Virginie DECAMPS, Iceland, Hugo Stardust, 2025, 528 p., 20 € / ePub : 11,99 €, ISBN : 9791042902735
C’est peu dire que le succès de la romance porte aujourd’hui tout un pan de l’édition littéraire. Depuis l’avènement, au milieu des années 2010, de ce que Hugo Publishing a appelé la « New Romance », le genre multiplie les succès stratosphériques, notamment grâce à des sagas comme After d’Anna Todd, Captives de Sarah Rivens ou encore Un palais d’épines et de roses de Sarah J. Maas. Débarrassé de l’odeur de naphtaline que l’on associait volontiers à une production dominée depuis le début des années 1980 par les éditions Harlequin, il séduit aujourd’hui un public jeune, connecté et constitué en communautés particulièrement actives sur les réseaux sociaux.
Le parcours de Virginie Decamps est en cela illustratif de la dynamique propre à la romance contemporaine. D’abord autrice de fanfictions en ligne, elle développe ses propres univers et se fait connaitre sur le net avant de publier en format papier, chez les éditions Bookmark, les sagas Les royaumes du nord et L’ombre du faucon.
Tout d’abord prépublié en chapitres pour la plateforme en ligne Fyctia où il a bénéficié d’un succès populaire célébré par le prix « magic academia », Iceland, son dernier roman, vient de rejoindre l’incontournable catalogue des éditions Hugo Publishing, sur le label « Stardust » dédié à la romantasy Young Adult.
On y suit les aventures croisées de Maja et de Reinar sur l’ile imaginaire d’Iceland. La première, apprentie copiste, est enrôlée dans l’armée insulaire lorsque des peuplades continentales décident d’attaquer l’ile. Elle est pour cela entrainée par le capitaine Reinar qui, derrière le masque redouté d’intransigeante figure militaire, cache d’inavouables secrets.

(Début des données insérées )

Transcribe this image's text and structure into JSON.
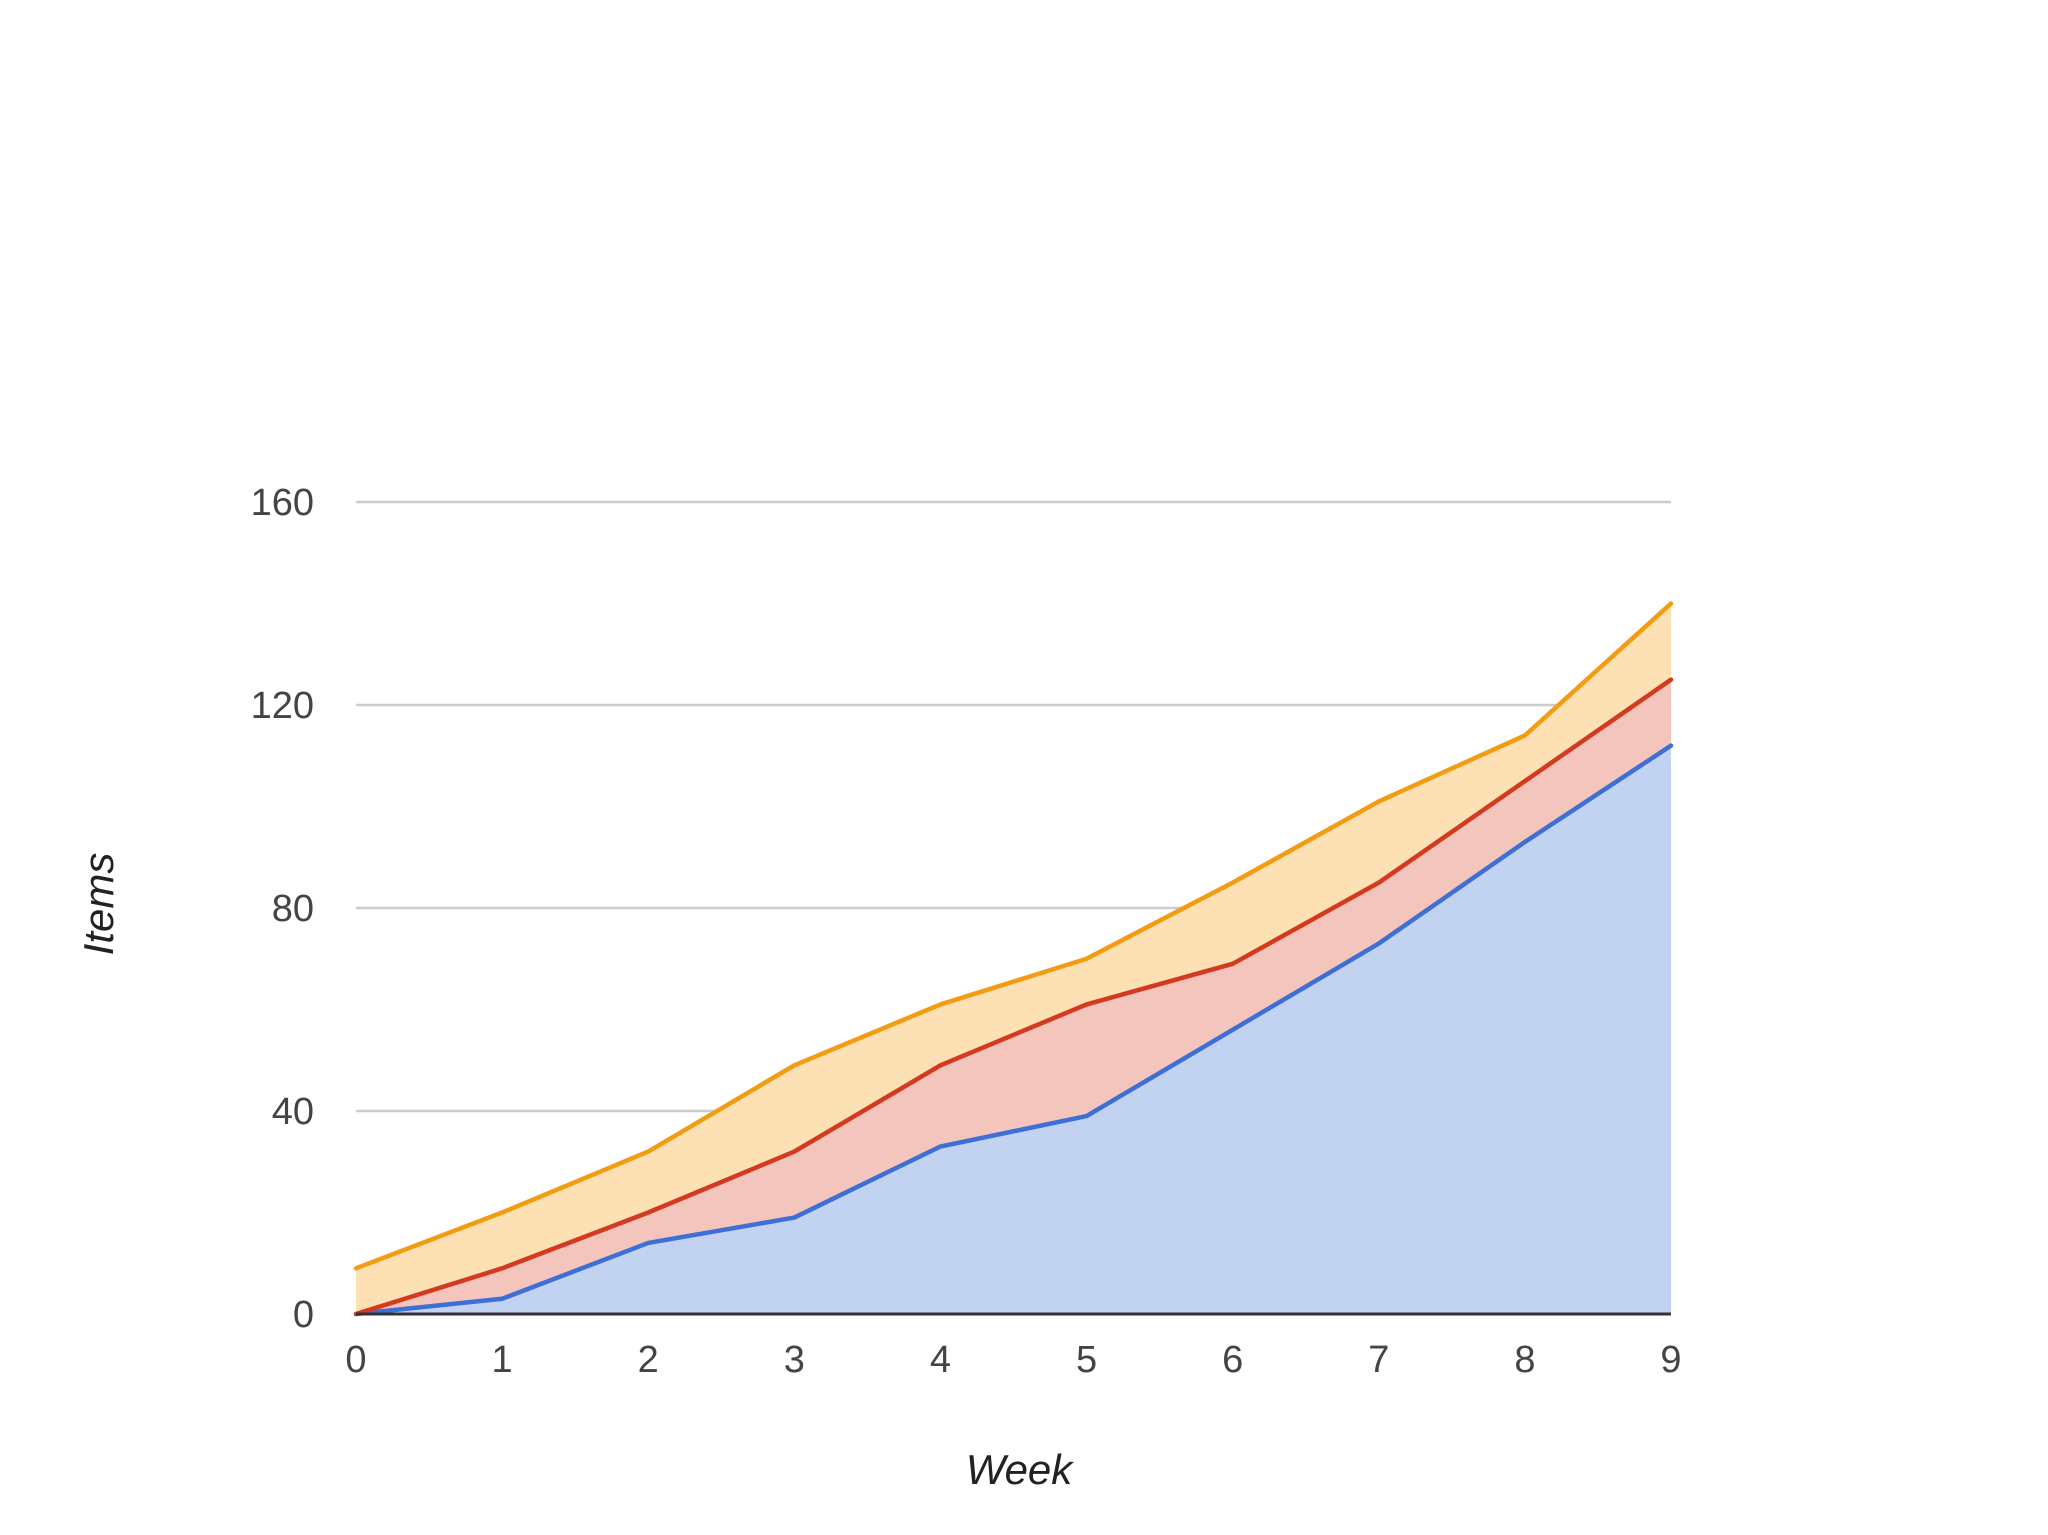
{
  "chart_data": {
    "type": "area",
    "stacked": true,
    "x": [
      0,
      1,
      2,
      3,
      4,
      5,
      6,
      7,
      8,
      9
    ],
    "series": [
      {
        "color": "#3d6fd6",
        "fill_color": "#c2d2f1",
        "values": [
          0,
          3,
          14,
          19,
          33,
          39,
          56,
          73,
          93,
          112
        ]
      },
      {
        "color": "#d33a1f",
        "fill_color": "#f3c5bc",
        "values": [
          0,
          6,
          6,
          13,
          16,
          22,
          13,
          12,
          12,
          13
        ]
      },
      {
        "color": "#f39c12",
        "fill_color": "#fde0b3",
        "values": [
          9,
          11,
          12,
          17,
          12,
          9,
          16,
          16,
          9,
          15
        ]
      }
    ],
    "xlabel": "Week",
    "ylabel": "Items",
    "xlim": [
      0,
      9
    ],
    "ylim": [
      0,
      160
    ],
    "x_ticks": [
      "0",
      "1",
      "2",
      "3",
      "4",
      "5",
      "6",
      "7",
      "8",
      "9"
    ],
    "y_ticks": [
      "0",
      "40",
      "80",
      "120",
      "160"
    ],
    "grid": true,
    "legend": "none"
  }
}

En opposition au coup de foudre qui marque traditionnellement l’entame des romans d’amour, l’autrice privilégie la construction graduelle des relations entre les personnages principaux. Cette approche, dite du « slow burn », repose sur une narration volontairement lente. L’univers se découvre ainsi progressivement au rythme d’une intrigue menée à petits pas, avant de multiplier, dans la seconde partie du roman, révélations et retournements de situations. Car Iceland n’est pas qu’une romance mais également un véritable récit de fantasy aux accents épiques. N’y espérez pourtant ni magie, ni créature fantastique. La fantasy de Virginie Decamps s’inscrit plutôt dans une tradition plus marginale du genre, popularisée par l’auteur canadien Guy Gabriel Kay, qui explore des mondes imaginaires dans lequel le surnaturel est absent ou, du moins, très effacé.
Quoi qu’il en soit, les amateurs de romantasy ne seront pas déçus, tant l’autrice semble parfaitement en maitriser les codes et les attentes. Les lecteurs moins habitués à ce type de lecture très codifié ne manqueront pas, quant à eux, d’apprécier la réflexion, tout à fait actuelle et pertinente, que l’autrice mène sur l’importance de la lecture, de la préservation du savoir et des rapports de force qui en découlent. Iceland, déjà auréolé d’un beau succès en ligne, pourrait ainsi sans peine s’imposer également en format papier.